Search code examples
mergesort

Ordering of files during the mergesort


I am interested in one topic, suppose that we have eight file, each containing 1 billion integers, and we should combine these files together into 8 billion integers files, all of them in each files are sorted. Of course, task is easy if we make 8 pass mergesort, but my question is, is it important ordering of files, in which order we should make combination on them? For example at the beginning, instead of combine first and second files, create new M file and combine with third file, maybe sometimes combination of second and third and then with first one would be more profitably? I think my question is clear. Does ordering of files during mergesort procedure matter?
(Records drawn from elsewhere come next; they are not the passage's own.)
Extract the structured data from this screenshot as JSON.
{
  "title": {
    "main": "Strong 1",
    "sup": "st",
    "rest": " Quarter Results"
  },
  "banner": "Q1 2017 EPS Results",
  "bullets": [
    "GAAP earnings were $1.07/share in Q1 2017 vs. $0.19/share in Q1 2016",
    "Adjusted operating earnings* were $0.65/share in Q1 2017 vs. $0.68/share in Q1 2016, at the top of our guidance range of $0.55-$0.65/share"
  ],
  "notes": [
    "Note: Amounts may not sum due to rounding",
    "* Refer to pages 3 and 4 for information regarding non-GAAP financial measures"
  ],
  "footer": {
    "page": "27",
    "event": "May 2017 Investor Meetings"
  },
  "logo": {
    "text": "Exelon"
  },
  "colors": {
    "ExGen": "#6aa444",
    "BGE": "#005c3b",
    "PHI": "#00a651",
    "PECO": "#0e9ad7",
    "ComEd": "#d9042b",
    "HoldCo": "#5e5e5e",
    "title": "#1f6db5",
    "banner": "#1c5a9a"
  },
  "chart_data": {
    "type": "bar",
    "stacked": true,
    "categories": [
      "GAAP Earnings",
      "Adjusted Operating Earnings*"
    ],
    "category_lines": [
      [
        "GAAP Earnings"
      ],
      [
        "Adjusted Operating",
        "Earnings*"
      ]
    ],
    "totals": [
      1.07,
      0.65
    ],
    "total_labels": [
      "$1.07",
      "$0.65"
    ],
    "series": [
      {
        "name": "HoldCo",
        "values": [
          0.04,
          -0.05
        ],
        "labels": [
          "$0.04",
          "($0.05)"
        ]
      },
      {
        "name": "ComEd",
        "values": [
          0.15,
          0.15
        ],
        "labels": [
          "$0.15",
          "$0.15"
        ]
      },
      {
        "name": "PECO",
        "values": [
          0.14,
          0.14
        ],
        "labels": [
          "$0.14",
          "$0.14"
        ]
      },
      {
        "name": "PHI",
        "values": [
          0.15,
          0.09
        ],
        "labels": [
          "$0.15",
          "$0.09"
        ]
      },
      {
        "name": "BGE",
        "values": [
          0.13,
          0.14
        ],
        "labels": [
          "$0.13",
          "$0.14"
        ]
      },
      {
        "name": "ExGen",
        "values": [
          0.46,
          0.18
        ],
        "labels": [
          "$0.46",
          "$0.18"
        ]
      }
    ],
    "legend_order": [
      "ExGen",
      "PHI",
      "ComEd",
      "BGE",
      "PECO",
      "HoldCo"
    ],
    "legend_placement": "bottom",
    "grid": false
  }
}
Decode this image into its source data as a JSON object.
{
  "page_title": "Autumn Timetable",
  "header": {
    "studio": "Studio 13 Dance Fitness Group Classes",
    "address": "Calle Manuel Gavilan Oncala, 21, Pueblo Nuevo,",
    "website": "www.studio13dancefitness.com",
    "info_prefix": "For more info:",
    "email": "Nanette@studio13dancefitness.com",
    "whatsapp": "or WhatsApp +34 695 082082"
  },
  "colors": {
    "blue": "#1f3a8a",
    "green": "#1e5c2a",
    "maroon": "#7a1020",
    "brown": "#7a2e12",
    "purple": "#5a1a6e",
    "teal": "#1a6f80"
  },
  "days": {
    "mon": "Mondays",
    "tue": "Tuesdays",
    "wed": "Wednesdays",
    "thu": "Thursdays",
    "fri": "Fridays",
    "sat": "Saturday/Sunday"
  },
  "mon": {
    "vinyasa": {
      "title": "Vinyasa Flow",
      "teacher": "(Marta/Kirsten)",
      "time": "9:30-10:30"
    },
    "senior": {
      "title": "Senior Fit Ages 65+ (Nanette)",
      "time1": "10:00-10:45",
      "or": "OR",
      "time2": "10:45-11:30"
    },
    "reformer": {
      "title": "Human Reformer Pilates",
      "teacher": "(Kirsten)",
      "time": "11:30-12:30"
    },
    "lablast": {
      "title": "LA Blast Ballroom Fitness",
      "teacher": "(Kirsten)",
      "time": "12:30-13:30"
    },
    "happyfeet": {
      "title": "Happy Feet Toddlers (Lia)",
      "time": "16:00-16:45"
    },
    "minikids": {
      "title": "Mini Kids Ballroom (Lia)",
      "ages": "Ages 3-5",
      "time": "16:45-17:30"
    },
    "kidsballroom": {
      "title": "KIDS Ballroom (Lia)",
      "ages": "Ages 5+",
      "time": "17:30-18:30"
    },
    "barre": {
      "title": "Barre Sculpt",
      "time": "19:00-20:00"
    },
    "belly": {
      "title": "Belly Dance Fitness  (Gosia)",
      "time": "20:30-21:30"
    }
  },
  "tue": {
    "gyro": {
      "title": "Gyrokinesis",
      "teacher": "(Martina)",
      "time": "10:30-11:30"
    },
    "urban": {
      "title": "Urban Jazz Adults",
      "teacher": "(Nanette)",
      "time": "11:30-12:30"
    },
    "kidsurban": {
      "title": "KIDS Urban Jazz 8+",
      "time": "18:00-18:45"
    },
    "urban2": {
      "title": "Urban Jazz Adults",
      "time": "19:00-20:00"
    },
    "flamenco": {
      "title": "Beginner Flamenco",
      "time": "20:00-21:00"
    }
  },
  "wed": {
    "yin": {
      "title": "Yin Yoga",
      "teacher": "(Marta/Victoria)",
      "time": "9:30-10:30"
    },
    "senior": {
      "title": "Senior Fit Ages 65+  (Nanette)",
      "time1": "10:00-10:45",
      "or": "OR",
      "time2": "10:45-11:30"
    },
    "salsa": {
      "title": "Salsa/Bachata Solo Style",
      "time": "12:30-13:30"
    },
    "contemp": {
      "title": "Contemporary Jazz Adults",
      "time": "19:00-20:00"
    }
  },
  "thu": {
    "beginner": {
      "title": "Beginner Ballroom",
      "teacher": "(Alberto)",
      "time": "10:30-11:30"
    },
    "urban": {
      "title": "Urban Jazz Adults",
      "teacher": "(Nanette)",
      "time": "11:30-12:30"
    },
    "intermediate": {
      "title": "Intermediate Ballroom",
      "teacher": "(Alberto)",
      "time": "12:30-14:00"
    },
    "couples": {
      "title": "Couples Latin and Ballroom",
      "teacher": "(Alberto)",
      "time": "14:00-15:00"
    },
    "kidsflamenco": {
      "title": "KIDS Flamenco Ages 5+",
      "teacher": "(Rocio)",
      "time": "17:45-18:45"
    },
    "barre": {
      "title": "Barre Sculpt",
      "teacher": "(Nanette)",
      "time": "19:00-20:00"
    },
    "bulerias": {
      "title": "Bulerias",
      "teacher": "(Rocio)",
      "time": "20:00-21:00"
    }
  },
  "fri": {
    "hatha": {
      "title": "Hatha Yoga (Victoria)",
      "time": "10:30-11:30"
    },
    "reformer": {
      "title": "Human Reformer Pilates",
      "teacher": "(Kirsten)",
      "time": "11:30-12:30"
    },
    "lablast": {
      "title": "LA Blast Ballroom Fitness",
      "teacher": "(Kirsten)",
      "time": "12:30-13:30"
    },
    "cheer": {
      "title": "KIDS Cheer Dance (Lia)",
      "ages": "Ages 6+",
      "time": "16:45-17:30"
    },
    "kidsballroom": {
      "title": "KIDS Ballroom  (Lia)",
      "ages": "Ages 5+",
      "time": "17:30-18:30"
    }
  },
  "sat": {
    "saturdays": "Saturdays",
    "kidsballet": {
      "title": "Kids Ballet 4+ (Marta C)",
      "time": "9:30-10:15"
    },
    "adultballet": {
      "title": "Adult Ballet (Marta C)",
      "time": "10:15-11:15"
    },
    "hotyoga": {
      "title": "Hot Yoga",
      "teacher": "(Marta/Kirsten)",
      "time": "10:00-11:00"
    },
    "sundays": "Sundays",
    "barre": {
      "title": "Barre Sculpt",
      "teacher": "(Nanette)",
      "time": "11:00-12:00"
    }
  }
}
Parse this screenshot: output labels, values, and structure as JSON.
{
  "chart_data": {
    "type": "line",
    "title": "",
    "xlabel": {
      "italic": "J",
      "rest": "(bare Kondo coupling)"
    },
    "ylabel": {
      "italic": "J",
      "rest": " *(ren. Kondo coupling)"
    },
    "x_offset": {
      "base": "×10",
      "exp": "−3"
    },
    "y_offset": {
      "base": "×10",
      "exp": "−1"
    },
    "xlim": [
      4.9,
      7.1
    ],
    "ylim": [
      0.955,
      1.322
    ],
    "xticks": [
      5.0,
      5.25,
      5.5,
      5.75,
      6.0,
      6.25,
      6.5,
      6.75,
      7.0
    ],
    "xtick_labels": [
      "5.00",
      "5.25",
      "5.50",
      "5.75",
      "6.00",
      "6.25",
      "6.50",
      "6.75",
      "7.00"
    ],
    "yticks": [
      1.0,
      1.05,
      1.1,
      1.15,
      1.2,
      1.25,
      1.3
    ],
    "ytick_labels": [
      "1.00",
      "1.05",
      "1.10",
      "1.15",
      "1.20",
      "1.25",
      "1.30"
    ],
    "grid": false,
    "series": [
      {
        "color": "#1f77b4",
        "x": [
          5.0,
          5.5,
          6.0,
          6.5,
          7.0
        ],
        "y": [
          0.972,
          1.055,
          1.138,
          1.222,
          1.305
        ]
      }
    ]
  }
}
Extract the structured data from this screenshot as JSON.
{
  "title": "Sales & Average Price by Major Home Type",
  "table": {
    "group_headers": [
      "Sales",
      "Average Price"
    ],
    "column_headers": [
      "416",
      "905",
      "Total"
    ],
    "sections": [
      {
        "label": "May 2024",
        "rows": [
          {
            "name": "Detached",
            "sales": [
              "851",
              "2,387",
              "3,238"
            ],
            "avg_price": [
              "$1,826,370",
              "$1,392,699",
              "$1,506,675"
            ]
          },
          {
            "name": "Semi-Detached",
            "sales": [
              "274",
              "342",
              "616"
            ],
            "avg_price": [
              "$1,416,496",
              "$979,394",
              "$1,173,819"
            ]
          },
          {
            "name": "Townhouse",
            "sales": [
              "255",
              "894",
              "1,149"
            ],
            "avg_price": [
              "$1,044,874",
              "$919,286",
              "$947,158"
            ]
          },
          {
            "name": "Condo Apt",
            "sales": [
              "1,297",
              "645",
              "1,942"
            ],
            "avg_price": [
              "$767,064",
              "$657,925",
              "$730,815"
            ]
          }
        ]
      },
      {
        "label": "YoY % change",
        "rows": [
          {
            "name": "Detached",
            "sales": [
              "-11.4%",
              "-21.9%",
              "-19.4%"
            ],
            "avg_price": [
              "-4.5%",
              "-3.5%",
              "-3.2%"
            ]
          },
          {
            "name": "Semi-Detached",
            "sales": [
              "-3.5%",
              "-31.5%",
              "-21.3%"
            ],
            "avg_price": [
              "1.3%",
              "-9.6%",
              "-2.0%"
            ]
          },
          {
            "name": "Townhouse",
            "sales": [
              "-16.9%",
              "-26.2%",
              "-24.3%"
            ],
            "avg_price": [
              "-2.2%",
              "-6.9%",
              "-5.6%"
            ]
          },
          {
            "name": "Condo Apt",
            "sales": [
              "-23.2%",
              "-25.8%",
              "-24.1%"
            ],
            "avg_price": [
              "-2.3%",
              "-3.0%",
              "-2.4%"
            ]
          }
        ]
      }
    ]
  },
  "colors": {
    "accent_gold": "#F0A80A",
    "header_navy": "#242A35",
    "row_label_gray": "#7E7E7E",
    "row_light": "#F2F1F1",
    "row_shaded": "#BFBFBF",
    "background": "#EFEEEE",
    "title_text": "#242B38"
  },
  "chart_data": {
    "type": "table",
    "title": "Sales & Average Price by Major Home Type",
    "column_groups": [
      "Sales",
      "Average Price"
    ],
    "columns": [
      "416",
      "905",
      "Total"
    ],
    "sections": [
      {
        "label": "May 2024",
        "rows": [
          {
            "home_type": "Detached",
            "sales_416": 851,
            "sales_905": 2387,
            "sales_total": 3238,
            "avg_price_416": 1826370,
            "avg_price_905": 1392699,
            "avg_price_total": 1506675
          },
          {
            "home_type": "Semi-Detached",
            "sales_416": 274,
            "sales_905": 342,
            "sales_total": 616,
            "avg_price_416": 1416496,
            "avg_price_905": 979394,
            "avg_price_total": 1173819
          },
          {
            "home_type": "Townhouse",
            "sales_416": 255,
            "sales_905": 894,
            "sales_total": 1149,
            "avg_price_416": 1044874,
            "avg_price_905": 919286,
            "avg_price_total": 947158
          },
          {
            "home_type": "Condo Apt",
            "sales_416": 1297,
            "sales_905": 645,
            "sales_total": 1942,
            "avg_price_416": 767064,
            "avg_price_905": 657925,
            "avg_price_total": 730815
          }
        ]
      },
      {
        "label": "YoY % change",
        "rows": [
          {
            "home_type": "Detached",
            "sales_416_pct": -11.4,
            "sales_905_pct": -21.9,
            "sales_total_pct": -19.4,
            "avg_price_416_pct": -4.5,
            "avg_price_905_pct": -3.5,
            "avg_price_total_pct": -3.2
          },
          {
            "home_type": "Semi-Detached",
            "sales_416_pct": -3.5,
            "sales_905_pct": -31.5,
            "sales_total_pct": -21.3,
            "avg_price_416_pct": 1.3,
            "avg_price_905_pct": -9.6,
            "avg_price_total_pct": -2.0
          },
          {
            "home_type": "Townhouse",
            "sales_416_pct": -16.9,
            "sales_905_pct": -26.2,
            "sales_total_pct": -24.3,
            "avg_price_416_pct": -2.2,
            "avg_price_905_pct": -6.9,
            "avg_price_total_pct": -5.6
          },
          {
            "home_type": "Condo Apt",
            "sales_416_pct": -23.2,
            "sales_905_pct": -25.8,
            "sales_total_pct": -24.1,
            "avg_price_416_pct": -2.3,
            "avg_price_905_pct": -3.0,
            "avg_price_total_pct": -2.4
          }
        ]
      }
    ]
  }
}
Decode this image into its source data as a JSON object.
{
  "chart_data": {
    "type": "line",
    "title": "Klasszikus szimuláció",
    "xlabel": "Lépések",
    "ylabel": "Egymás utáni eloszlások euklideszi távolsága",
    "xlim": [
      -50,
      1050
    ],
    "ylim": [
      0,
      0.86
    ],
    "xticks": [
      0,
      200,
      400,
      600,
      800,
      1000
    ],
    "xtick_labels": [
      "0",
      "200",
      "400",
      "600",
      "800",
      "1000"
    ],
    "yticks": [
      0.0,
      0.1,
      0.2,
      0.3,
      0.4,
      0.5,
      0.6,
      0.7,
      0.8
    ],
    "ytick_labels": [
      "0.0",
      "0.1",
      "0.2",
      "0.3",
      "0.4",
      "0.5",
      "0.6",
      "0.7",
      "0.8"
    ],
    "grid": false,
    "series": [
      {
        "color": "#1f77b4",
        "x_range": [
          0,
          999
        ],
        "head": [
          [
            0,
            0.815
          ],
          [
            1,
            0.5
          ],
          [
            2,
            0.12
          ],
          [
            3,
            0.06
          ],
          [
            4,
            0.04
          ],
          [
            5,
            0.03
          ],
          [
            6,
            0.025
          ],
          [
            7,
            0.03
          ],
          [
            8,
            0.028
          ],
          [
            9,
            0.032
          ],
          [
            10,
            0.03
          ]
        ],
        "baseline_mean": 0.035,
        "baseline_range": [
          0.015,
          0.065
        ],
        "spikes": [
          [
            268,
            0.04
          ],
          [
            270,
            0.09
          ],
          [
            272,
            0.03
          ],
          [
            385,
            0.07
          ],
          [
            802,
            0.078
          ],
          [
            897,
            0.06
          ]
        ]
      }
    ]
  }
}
If so, how can we choose optimal one?


Solution

  • It's probably optimal to do an 8-way merge sort without intermediate files. Open 8 file handles, find the smallest integer from all 8, write that to the output file and read the next integer from that file. You could probably manage an 8-element array of your 8 sources (holding a file handle and the last value read), using an insertion sort.

    As far as ordering goes, if you could only merge two files at a time, I would probably merge the smallest files first. Simplify your example and you can see why.

    • Assume you have 3 files, with 1, 2 and 100 records in them.

    • If you merge the 1 & 2 into a temp file with 3 records, and then merge that with the 100, you'll have read 106 records and written 103.

    • If you instead merge the 1 & 100 into a temp file with 101 records, and then merge that with the 2, you'll have read 204 records and written 103.